Смотря вперед, можно было вначале подумать, что стоишь на краю озера с неверными отражениями берегов, искаженных и мрачных благодаря прозрачной тьме неподвижной воды. Но едва взгляд погружался в обманчивую поверхность провала, противоположный край которого явил бы движущуюся по нему фигуру всадника мельканием неразличимо малого смешанного пятна, как горизонтальная перспектива, мгновенно утратив для пристукнутого внимания всякое значение и размеры, сплывала облачной тенью, оставляя с глазу на глаз бездну и изменившееся лицо смотрящего.

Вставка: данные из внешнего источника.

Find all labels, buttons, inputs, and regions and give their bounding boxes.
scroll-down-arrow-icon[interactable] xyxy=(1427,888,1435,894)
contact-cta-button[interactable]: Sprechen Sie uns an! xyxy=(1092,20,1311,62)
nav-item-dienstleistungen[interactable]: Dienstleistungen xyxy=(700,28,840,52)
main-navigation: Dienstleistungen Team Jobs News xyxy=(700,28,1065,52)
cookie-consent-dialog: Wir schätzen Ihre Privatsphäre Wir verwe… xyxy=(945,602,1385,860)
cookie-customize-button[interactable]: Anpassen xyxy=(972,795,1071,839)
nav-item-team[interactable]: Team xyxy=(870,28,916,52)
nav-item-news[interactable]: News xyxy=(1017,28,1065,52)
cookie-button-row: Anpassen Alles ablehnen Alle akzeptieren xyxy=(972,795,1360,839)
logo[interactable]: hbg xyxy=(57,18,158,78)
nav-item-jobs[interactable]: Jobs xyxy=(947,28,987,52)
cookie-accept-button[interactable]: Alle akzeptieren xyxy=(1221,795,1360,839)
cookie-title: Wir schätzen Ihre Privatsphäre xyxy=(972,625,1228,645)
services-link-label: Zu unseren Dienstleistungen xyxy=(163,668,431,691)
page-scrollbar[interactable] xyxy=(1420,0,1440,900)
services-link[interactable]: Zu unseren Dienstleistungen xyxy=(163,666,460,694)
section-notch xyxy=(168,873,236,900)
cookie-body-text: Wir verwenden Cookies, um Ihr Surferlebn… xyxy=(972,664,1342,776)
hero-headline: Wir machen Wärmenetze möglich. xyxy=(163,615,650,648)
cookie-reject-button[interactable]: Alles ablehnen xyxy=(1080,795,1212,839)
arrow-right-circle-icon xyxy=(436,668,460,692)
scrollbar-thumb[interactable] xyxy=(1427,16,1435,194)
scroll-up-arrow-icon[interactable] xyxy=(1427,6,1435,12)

На том месте, где остановился Фицрой, очерк пропасти достигал полутора миль в длину и около полумили в ширину. Ее стены со всех сторон и во всех направлениях были совершенно отвесны, касаясь в неосвещенной глубине огромной, как ночная равнина, тени, скрывающей вертикальное пространство неуследимого протяжения. Этот подземный мрак был как бы отражением черного неба, какое видят аэронавты, подымаясь на удушливую высоту воздушных границ. Всматриваясь до боли в глазах, можно было различать степень его спущения лишь по соседним изгибам отвеса, где исчезающие вниз стены, уходя от лучей, мерцали все тусклее и глуше, пока угрюмые сумерки не останавливали исследования раскинутым в страшной глубине мраком.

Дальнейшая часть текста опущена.